GIROUD CARICO (Corriere della Sera)
Con De Ketelaere destinato ancora alla panchina ("era partito bene, poi ha fatto più fatica fisicamente, ora lo vedo in crescita e mi aspetto dei miglioramenti", ha detto Pioli) in attacco toccherà quindi ancora una volta al 36enne Giroud fare gli straordinari: è tornato a Milanello solo da qualche giorno, ma là davanti alternativa non c'è. Chissà che la rabbia per l'epilogo del Mondiale non lo carichi ulteriormente.

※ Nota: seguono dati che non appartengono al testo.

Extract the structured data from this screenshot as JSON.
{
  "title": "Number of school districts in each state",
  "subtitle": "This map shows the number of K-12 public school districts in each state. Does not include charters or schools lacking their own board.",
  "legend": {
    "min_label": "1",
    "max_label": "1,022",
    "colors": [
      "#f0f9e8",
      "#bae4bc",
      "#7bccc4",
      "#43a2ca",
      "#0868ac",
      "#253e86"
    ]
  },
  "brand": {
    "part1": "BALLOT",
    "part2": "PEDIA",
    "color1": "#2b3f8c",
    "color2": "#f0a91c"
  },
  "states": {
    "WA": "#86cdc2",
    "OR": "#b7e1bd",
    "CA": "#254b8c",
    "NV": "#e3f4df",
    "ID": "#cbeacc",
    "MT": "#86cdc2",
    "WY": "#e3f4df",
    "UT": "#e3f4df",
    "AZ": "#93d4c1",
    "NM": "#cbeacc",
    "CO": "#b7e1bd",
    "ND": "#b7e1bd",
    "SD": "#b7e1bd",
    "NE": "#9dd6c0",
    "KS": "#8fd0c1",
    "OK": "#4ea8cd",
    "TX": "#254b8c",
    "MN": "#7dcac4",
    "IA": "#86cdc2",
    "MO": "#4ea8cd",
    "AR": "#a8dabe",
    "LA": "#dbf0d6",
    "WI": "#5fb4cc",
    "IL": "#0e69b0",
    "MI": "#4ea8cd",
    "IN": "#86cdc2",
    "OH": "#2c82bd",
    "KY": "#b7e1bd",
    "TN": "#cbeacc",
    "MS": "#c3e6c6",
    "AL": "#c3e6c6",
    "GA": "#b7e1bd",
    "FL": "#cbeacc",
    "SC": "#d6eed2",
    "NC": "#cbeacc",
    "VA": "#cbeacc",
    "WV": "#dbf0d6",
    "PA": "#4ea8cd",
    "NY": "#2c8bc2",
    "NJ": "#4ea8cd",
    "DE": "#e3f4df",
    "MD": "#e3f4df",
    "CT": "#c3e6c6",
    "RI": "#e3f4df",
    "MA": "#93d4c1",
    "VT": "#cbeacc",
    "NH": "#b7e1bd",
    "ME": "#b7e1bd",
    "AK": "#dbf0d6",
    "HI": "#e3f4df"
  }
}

TRE SU SETTE (Corriere della Sera)
Il Milan e il mal di trasferta: solo tre vittorie in sette gare contro le quattordici su diciannove della stagione scorsa, quando il rendimento lontano da San Siro fu fondamentale. Serve ritrovare quello spirito: "Dobbiamo essere coraggiosi", sorride Davide Nicola, alle prese anche lui con qualche assenza di peso: Candreva, Mazzocchi, Maggiore, Gyömbér e il portiere Sepe, rimpiazzato oggi dal neo acquisto Ochoa.
SPERANZE E CERTEZZE (La Stampa)
Al minimo le speranze di una presenza di Maignan nella Supercoppa del 18 gennaio con l'Inter. Le certezze sono rappresentate dai due transalpini reduci dal Mondiale, tornati a Milanello venerdì scorso dopo la Finale di Doha contro l'Argentina: Hernández sulla fascia sinistra (dov'è stato appena operato Ballo-Touré) e Giroud in avanti. Entrambi chiamati a ripetere le combinazioni collaudate con Leão.
UNA SFIDA BELLISSIMA (Corriere della Sera)
Intervista a Stefano Boeri: "Ho lavorato per vent'anni su San Siro. Avevamo proposto di renderlo più efficiente trasformandolo in uno stadio per due: uno stadio bifronte in cui, raddoppiando gli spogliatoi e i servizi, Inter e Milan avrebbero avuto ciascuno una loro facciata, un loro San Siro. Ma credo che anche la sfida di un nuovo impianto possa essere bellissima".